Pinrang, Sulsel (B2B) - Badan Penyuluhan dan Pengembangan SDM Pertanian (BPPSDMP) di Kementerian Pertanian RI mengharapkan penyuluh pertanian lapangan (PPL) di seluruh Indonesia mendukung dan mengawal program Luas Tambah Tanam (LTT) dan Optimalisasi Pemanfaatan Alsintan (Opsin) untuk sinkronisasi kebijakan penyuluhan pertanian 2018 dengan rencana program 2019 sesuai kebijakan Pemerintah RI.

"PPL harus mengawal fokus kinerja di lapangan, khususnya LTT dan Opsin, penekanan selanjutnya adalah memfokuskan kegiatan 2019 agar kebijakan pusat sinkron dengan pembangunan pertanian di daerah," kata Kepala Pusat Penyuluhan Pertanian (Pusluhtan) Siti Munifah dalam arahannya pada roadshow di Kabupaten Pinrang, Sulsel yang disampaikan Kabid Program dan Evaluasi Penyuluhan Pusluhtan, I Wayan Ediana pada Jumat (22/6).

I Wayan Ediana menambahkan bahwa kebijakan Kementan terkait kinerja PPL agar capaian visi dan misi untuk menjadikan Indonesia daulat pangan dan meningkatkan kesejahteraan petani. 

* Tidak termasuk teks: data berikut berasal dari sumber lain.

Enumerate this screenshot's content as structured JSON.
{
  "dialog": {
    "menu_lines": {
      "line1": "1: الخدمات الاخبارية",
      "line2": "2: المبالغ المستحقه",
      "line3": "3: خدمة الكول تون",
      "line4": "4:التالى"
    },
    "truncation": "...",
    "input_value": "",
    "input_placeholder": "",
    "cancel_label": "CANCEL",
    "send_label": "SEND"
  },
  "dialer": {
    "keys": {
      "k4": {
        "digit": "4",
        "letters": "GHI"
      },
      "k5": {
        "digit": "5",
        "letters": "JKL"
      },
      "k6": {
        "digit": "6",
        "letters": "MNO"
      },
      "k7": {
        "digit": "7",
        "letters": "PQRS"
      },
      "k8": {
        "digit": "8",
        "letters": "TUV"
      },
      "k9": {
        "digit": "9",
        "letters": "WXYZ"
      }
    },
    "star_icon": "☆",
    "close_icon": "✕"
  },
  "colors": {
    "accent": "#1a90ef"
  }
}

Sementara Kepala Dinas Pertanian dan Hortikultura Kabupaten Pinrang, Calo Kerrang mengharapkan para PPL di Pinrang memahami dan menerapkan teknologi informasi, untuk mendukung para petani menerapkan inovasi teknologi pertanian sesuai produk unggulan daerah.

"PPL juga harus mengetahui kondisi pasar untuk mendukung pemasaran hasil produksi pertanian sehingga ketersediaan pangan dan peningkatan kesejahteraan petani dapat terwujud," kata Calo Kerrang dalam kata sambutannya saat membuka kegiatan roadshow Pusluhtan - BPPSDMP di Pinrang.

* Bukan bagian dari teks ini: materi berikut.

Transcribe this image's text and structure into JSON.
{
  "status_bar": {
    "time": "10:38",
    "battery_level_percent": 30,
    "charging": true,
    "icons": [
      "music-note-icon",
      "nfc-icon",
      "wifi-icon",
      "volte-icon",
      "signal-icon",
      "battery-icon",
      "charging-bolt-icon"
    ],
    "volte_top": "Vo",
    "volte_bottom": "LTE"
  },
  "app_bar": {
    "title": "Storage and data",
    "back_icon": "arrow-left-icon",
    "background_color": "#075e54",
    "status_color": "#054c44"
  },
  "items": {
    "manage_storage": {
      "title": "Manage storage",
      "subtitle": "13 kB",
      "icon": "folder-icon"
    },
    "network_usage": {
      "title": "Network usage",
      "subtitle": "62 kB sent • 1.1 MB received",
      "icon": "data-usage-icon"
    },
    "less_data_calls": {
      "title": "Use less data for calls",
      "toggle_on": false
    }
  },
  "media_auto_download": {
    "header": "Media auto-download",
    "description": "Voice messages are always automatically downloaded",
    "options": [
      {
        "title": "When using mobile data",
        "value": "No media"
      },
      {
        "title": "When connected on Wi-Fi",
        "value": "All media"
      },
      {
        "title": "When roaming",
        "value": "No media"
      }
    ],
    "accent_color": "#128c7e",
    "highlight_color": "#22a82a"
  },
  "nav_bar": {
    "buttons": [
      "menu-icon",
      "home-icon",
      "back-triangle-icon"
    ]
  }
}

Pinrang of South Celebes (B2B) - Indonesian´s Directorate General of Agricultural Extension and Agricultural Human Resources or the BPPSDMP expects the support of agricultural extensionist across the country support and guidance of extensification of rice cultivation or LTT and optimizing the utilization of agricultural machinery or Opsin to support synchronization of agricultural development in the regions.

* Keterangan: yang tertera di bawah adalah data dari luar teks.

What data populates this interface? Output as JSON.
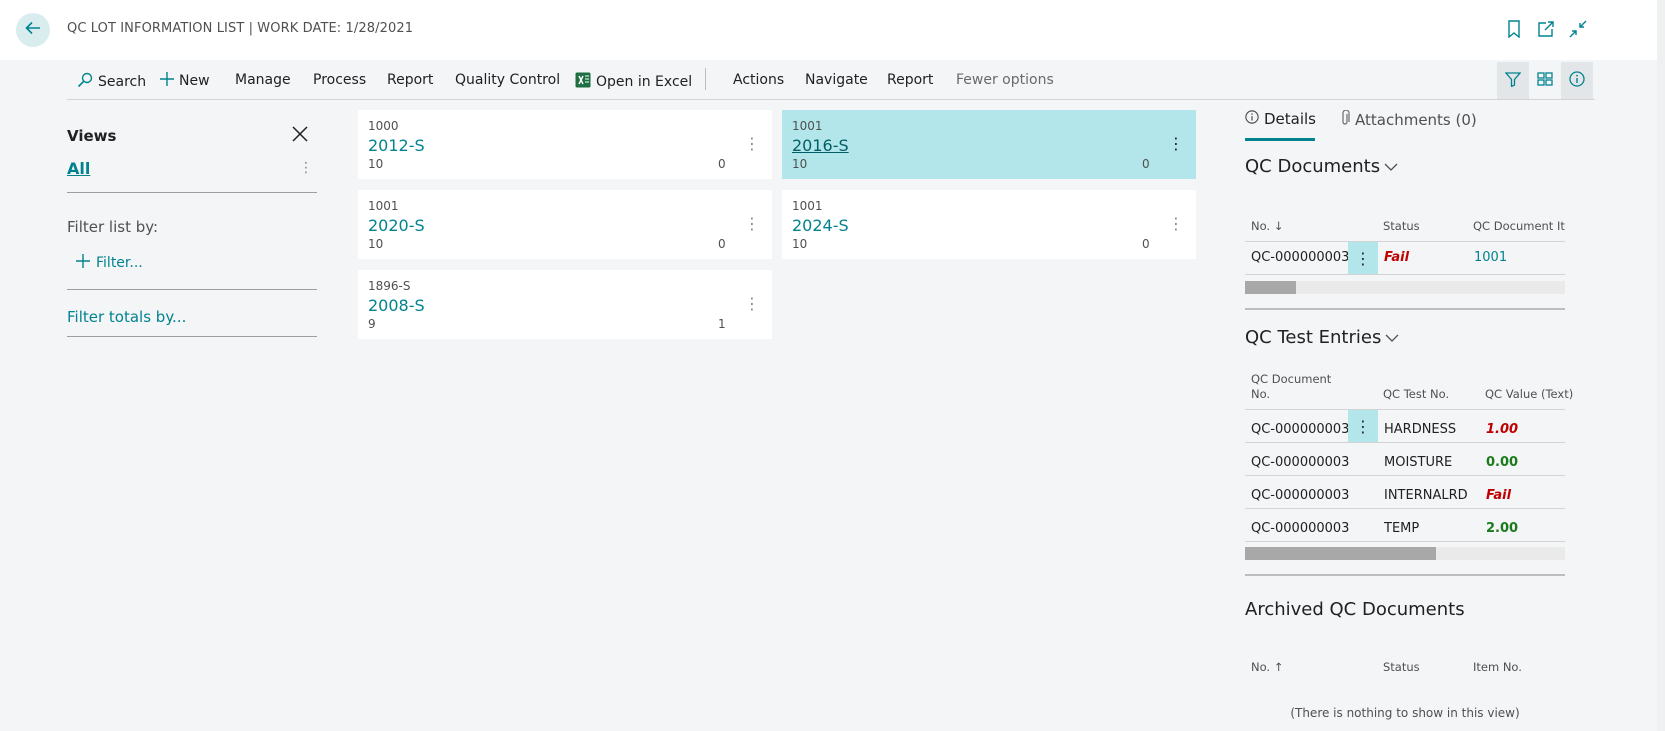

"The agricultural extensionist should focus on the 2019 program to synchronize the central agricultural development policy with the region," said Director of  Agricultural Counseling Center, Siti Munifah was  delivered by the Head of Program and Evaluation, I Wayan Ediana here on Friday (June 22).

Mr Ediana said that the policy of ministry concerned the performance of agricultural extensionist to realize Indonesia´s vision and mission to achieve food sovereignty, and improve the welfare of farmers.

While the Head Office of Agriculture and Horticulture Pinrang, Calo Kerrang expects agricultural extensionist in Pinrang utilizing information technology, to support farmers applying agriculture technology innovation in accordance with regional superior products.

"Agricultural extensionist should also know the market conditions to support the marketing of agricultural products," Mr Kerrang said in his speech while opened the roadshow activity.